Krakow resented Nowa Huta and to a certain extent still does and there is an uneasy co-existence between the working class suburb and the bourgeois city. It has a reputation for being lawless and dangerous and now, after the history lesson, it was time to go onto the streets to see for ourselves if this was true and this was to be another surprise. In contrast to more recent developments the town is comparatively low-rise with wide streets, spacious boulevards, green open parks, flower beds and trees and although badly scarred by industrial pollution the buildings are substantial and the infrastructure of the town is in surprisingly good shape compared with some other suburbs of Krakow that we had seen. I could certainly understand why people are currently lobbying to have Nowa Huta added to the UNESCO list of World Heritage sites.

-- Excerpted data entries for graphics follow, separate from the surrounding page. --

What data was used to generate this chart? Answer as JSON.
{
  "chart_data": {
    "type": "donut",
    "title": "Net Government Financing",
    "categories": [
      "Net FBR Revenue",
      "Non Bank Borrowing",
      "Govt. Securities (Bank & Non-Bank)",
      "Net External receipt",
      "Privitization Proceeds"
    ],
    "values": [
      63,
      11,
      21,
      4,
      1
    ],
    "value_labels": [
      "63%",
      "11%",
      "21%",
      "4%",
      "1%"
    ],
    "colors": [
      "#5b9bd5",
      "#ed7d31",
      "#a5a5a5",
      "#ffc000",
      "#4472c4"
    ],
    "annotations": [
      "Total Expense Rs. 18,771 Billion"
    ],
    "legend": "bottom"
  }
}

The sun was shining and it all felt safe and rather pleasant walking through the wide open spaces of the communist showpiece and listening to Eric’s reflective commentary about the way of life of the people that lived here. I could almost imagine the fifteen metre high statue of Lenin outside the Stylowa restaurant and the chimneys of the steelworks belching smoke and pollution into the atmosphere and, I’m guessing here of course, but I imagine that in the old days there would have been a hammer and sickle on the site of modern day Ronald Regan Avenue!
After the stroll though the town we returned now to the Trabant and Eric took us on a ride through the streets. The car clattered down the wide boulevard known as the Champs-Élysées and to the gates of the now privatised steel works that employs only 10% of the original forty-thousand workforce. From here we carried on through the outskirts, past a bizarre piece of public street art, an olive green T34 Soviet combat tank and then to the very first church that was built in Nowa Huta after a long campaign to obtain construction permission. On the return to Krakow we passed through a modern addition to the town, which was much closer to our original expectations with rows and rows of grim high rise apartments, which with Housing Association landlords now rather than the State, were at least trying to cheer themselves up with a bright coat of exterior paint.
After an excellent morning Eric took us back to the old town and explained that although this was a communist tour we would have to pay a capitalist fee for the excursion in his luxury limousine and we happy with that because this had been a real highlight of the week.